Type: Data archiving

Runtime: 1996 -

Coordination: Horst Bornemann, Joachim Plötz Alfred Wegener Institute


Data curator: Horst Bornemann, Alfred-Wegener-Institut Helmholtz-Zentrum für Polar- und Meeresforschung, Bremerhaven

MMT data sets, archived in the data library PANGAEA®

Project summary

Adult male southern elephant seal with satellite transmitter The Marine Mammal Tracking (MMT) project of AWI and its Partner Institutions concentrates on the Southern Ocean. Long-distance tracking of marine mammals in the Southern Ocean by satellite relies on the ARGOS system. ARGOS satellite transmitters for marine mammal applications are designed to provide the animals' at-sea locations. Some types of transmitters are combined with archival data logging units to provide high-quality behavioural data on diving and feeding activity, optionally collected in tandem with data on environmental variables at the animals' immediate position.

Marine top predators including seals and birds have the ability to detect areas of high food abundance. Ocean fronts, eddies and shifting sea ice facilitate areas of high biological productivity where intermediate and upper trophic level interactions maximise. These conditions attract top predators which concentrate their foraging on lucrative feeding spots. Variations in foraging ranges and movements of top predators are hence an important source of information about environmental variability integrated over a wide range of spatial and temporal scales.

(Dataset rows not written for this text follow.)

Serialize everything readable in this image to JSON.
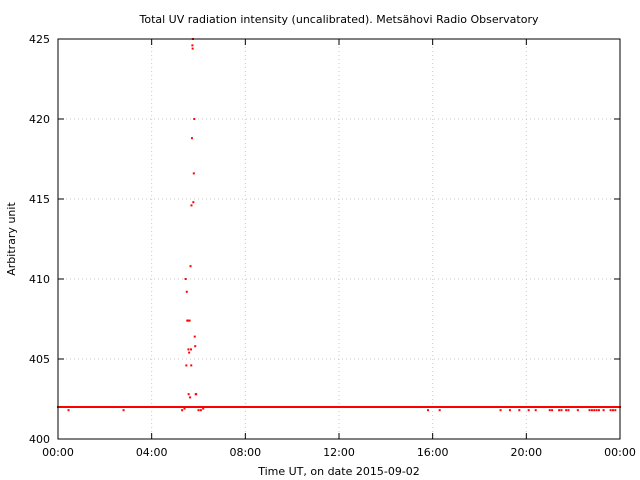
{
  "chart_data": {
    "type": "scatter",
    "title": "Total UV radiation intensity (uncalibrated). Metsähovi Radio Observatory",
    "xlabel": "Time UT, on date 2015-09-02",
    "ylabel": "Arbitrary unit",
    "xlim": [
      0,
      24
    ],
    "ylim": [
      400,
      425
    ],
    "x_unit": "hours UT",
    "x_ticks": [
      0,
      4,
      8,
      12,
      16,
      20,
      24
    ],
    "x_tick_labels": [
      "00:00",
      "04:00",
      "08:00",
      "12:00",
      "16:00",
      "20:00",
      "00:00"
    ],
    "y_ticks": [
      400,
      405,
      410,
      415,
      420,
      425
    ],
    "y_tick_labels": [
      "400",
      "405",
      "410",
      "415",
      "420",
      "425"
    ],
    "grid": true,
    "legend": "none",
    "series": [
      {
        "color": "#ff0000",
        "baseline": {
          "value": 402.0,
          "x_range": [
            0,
            24
          ],
          "spacing": 0.02
        },
        "points": [
          [
            0.45,
            401.8
          ],
          [
            2.8,
            401.8
          ],
          [
            5.3,
            401.8
          ],
          [
            5.4,
            401.9
          ],
          [
            5.45,
            410.0
          ],
          [
            5.48,
            404.6
          ],
          [
            5.5,
            409.2
          ],
          [
            5.52,
            407.4
          ],
          [
            5.55,
            407.4
          ],
          [
            5.57,
            405.6
          ],
          [
            5.58,
            402.8
          ],
          [
            5.6,
            405.4
          ],
          [
            5.62,
            407.4
          ],
          [
            5.64,
            402.6
          ],
          [
            5.66,
            410.8
          ],
          [
            5.68,
            405.6
          ],
          [
            5.69,
            404.6
          ],
          [
            5.7,
            414.6
          ],
          [
            5.72,
            418.8
          ],
          [
            5.74,
            424.6
          ],
          [
            5.75,
            424.4
          ],
          [
            5.76,
            425.0
          ],
          [
            5.78,
            414.8
          ],
          [
            5.8,
            416.6
          ],
          [
            5.82,
            420.0
          ],
          [
            5.84,
            406.4
          ],
          [
            5.86,
            405.8
          ],
          [
            5.88,
            402.8
          ],
          [
            5.9,
            402.8
          ],
          [
            6.0,
            401.8
          ],
          [
            6.1,
            401.8
          ],
          [
            6.2,
            401.9
          ],
          [
            15.8,
            401.8
          ],
          [
            16.3,
            401.8
          ],
          [
            18.9,
            401.8
          ],
          [
            19.3,
            401.8
          ],
          [
            19.7,
            401.8
          ],
          [
            20.1,
            401.8
          ],
          [
            20.4,
            401.8
          ],
          [
            21.0,
            401.8
          ],
          [
            21.1,
            401.8
          ],
          [
            21.4,
            401.8
          ],
          [
            21.5,
            401.8
          ],
          [
            21.7,
            401.8
          ],
          [
            21.8,
            401.8
          ],
          [
            22.2,
            401.8
          ],
          [
            22.7,
            401.8
          ],
          [
            22.8,
            401.8
          ],
          [
            22.9,
            401.8
          ],
          [
            23.0,
            401.8
          ],
          [
            23.1,
            401.8
          ],
          [
            23.3,
            401.8
          ],
          [
            23.6,
            401.8
          ],
          [
            23.7,
            401.8
          ],
          [
            23.8,
            401.8
          ]
        ]
      }
    ]
  }
}
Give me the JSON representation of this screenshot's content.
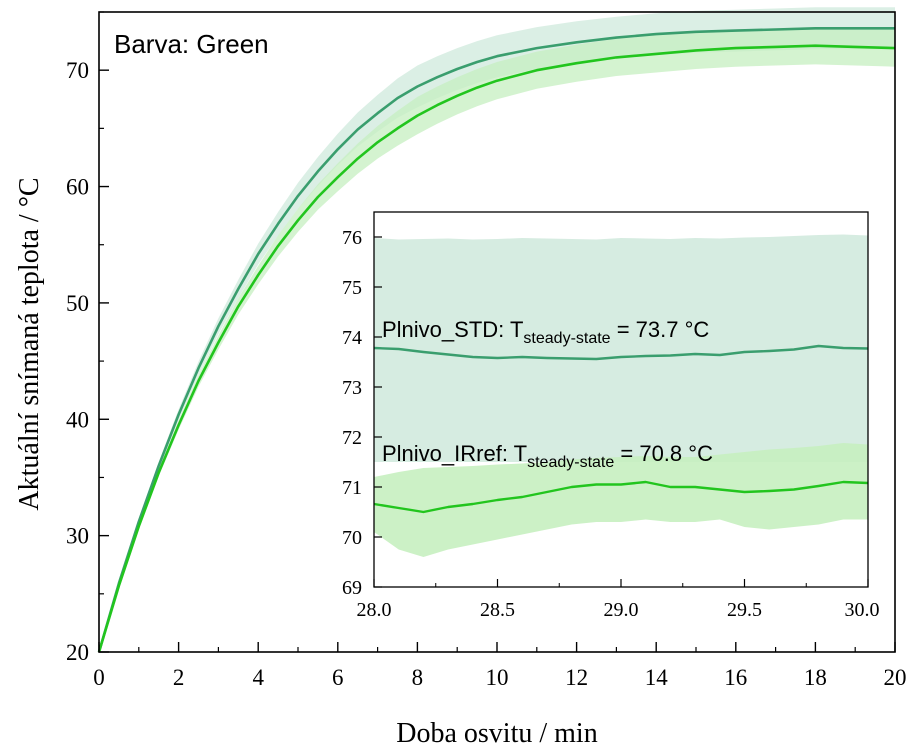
{
  "colors": {
    "std_line": "#3a9e6e",
    "std_band": "#cfe9dc",
    "irref_line": "#22c51e",
    "irref_band": "#c6efc0",
    "axis": "#000000",
    "background": "#ffffff"
  },
  "chart_data": [
    {
      "id": "main",
      "type": "line",
      "annotation": "Barva: Green",
      "xlabel": "Doba osvitu / min",
      "ylabel": "Aktuální snímaná teplota / °C",
      "xlim": [
        0,
        20
      ],
      "ylim": [
        20,
        75
      ],
      "xticks": [
        "0",
        "2",
        "4",
        "6",
        "8",
        "10",
        "12",
        "14",
        "16",
        "18",
        "20"
      ],
      "yticks": [
        "20",
        "30",
        "40",
        "50",
        "60",
        "70"
      ],
      "grid": false,
      "series": [
        {
          "key": "std",
          "x": [
            0,
            0.5,
            1,
            1.5,
            2,
            2.5,
            3,
            3.5,
            4,
            4.5,
            5,
            5.5,
            6,
            6.5,
            7,
            7.5,
            8,
            8.5,
            9,
            9.5,
            10,
            11,
            12,
            13,
            14,
            15,
            16,
            17,
            18,
            19,
            20
          ],
          "y": [
            20.0,
            25.9,
            31.2,
            36.0,
            40.4,
            44.4,
            48.0,
            51.2,
            54.2,
            56.8,
            59.2,
            61.3,
            63.2,
            64.9,
            66.3,
            67.6,
            68.6,
            69.4,
            70.1,
            70.7,
            71.2,
            71.9,
            72.4,
            72.8,
            73.1,
            73.3,
            73.4,
            73.5,
            73.6,
            73.6,
            73.6
          ],
          "band": 1.8
        },
        {
          "key": "irref",
          "x": [
            0,
            0.5,
            1,
            1.5,
            2,
            2.5,
            3,
            3.5,
            4,
            4.5,
            5,
            5.5,
            6,
            6.5,
            7,
            7.5,
            8,
            8.5,
            9,
            9.5,
            10,
            11,
            12,
            13,
            14,
            15,
            16,
            17,
            18,
            19,
            20
          ],
          "y": [
            20.0,
            25.7,
            30.8,
            35.4,
            39.5,
            43.3,
            46.6,
            49.7,
            52.4,
            54.9,
            57.1,
            59.1,
            60.8,
            62.4,
            63.8,
            65.0,
            66.1,
            67.0,
            67.8,
            68.5,
            69.1,
            70.0,
            70.6,
            71.1,
            71.4,
            71.7,
            71.9,
            72.0,
            72.1,
            72.0,
            71.9
          ],
          "band": 1.6
        }
      ]
    },
    {
      "id": "inset",
      "type": "line",
      "xlim": [
        28.0,
        30.0
      ],
      "ylim": [
        69,
        76.5
      ],
      "xticks": [
        "28.0",
        "28.5",
        "29.0",
        "29.5",
        "30.0"
      ],
      "yticks": [
        "69",
        "70",
        "71",
        "72",
        "73",
        "74",
        "75",
        "76"
      ],
      "grid": false,
      "annotations": [
        {
          "key": "std",
          "text_main": "Plnivo_STD: T",
          "text_sub": "steady-state",
          "text_end": " = 73.7 °C"
        },
        {
          "key": "irref",
          "text_main": "Plnivo_IRref: T",
          "text_sub": "steady-state",
          "text_end": " = 70.8 °C"
        }
      ],
      "series": [
        {
          "key": "std",
          "x": [
            28.0,
            28.1,
            28.2,
            28.3,
            28.4,
            28.5,
            28.6,
            28.7,
            28.8,
            28.9,
            29.0,
            29.1,
            29.2,
            29.3,
            29.4,
            29.5,
            29.6,
            29.7,
            29.8,
            29.9,
            30.0
          ],
          "y": [
            73.78,
            73.76,
            73.7,
            73.65,
            73.6,
            73.58,
            73.6,
            73.58,
            73.57,
            73.56,
            73.6,
            73.62,
            73.63,
            73.66,
            73.64,
            73.7,
            73.72,
            73.75,
            73.82,
            73.78,
            73.77
          ],
          "lower": [
            71.5,
            71.5,
            71.5,
            71.5,
            71.5,
            71.5,
            71.5,
            71.5,
            71.5,
            71.5,
            71.5,
            71.5,
            71.5,
            71.5,
            71.5,
            71.5,
            71.5,
            71.5,
            71.5,
            71.5,
            71.5
          ],
          "upper": [
            75.98,
            75.95,
            75.96,
            75.97,
            75.95,
            75.96,
            75.98,
            75.97,
            75.96,
            75.95,
            75.98,
            75.97,
            75.96,
            75.98,
            75.97,
            75.99,
            76.0,
            76.02,
            76.04,
            76.05,
            76.03
          ]
        },
        {
          "key": "irref",
          "x": [
            28.0,
            28.1,
            28.2,
            28.3,
            28.4,
            28.5,
            28.6,
            28.7,
            28.8,
            28.9,
            29.0,
            29.1,
            29.2,
            29.3,
            29.4,
            29.5,
            29.6,
            29.7,
            29.8,
            29.9,
            30.0
          ],
          "y": [
            70.66,
            70.58,
            70.5,
            70.6,
            70.66,
            70.74,
            70.8,
            70.9,
            71.0,
            71.05,
            71.05,
            71.1,
            71.0,
            71.0,
            70.95,
            70.9,
            70.92,
            70.95,
            71.02,
            71.1,
            71.08
          ],
          "lower": [
            70.1,
            69.75,
            69.6,
            69.75,
            69.85,
            69.95,
            70.05,
            70.15,
            70.25,
            70.3,
            70.3,
            70.35,
            70.3,
            70.3,
            70.35,
            70.2,
            70.15,
            70.2,
            70.25,
            70.35,
            70.35
          ],
          "upper": [
            71.2,
            71.3,
            71.38,
            71.4,
            71.42,
            71.45,
            71.47,
            71.5,
            71.55,
            71.58,
            71.6,
            71.62,
            71.6,
            71.6,
            71.65,
            71.7,
            71.75,
            71.78,
            71.82,
            71.88,
            71.85
          ]
        }
      ]
    }
  ]
}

Although MMT is dedicated primarily to marine mammals, the project is in liaison with other top predator studies. Thus data of penguins equipped with satellite or archival tags are incorporated as well. The complex synthesis of data on marine mammal positioning and feeding locations with oceanography and bathymetry aims to identify those parameters which are characteristic for feeding areas of top predators in the respective regions, and will provide clues as to why some areas of the Antarctic Ocean are important to these animals while others are not. This will further our understanding of the distribution patterns of marine mammals in Antarctic and Subantarctic marine ecosystems of the Southern Ocean.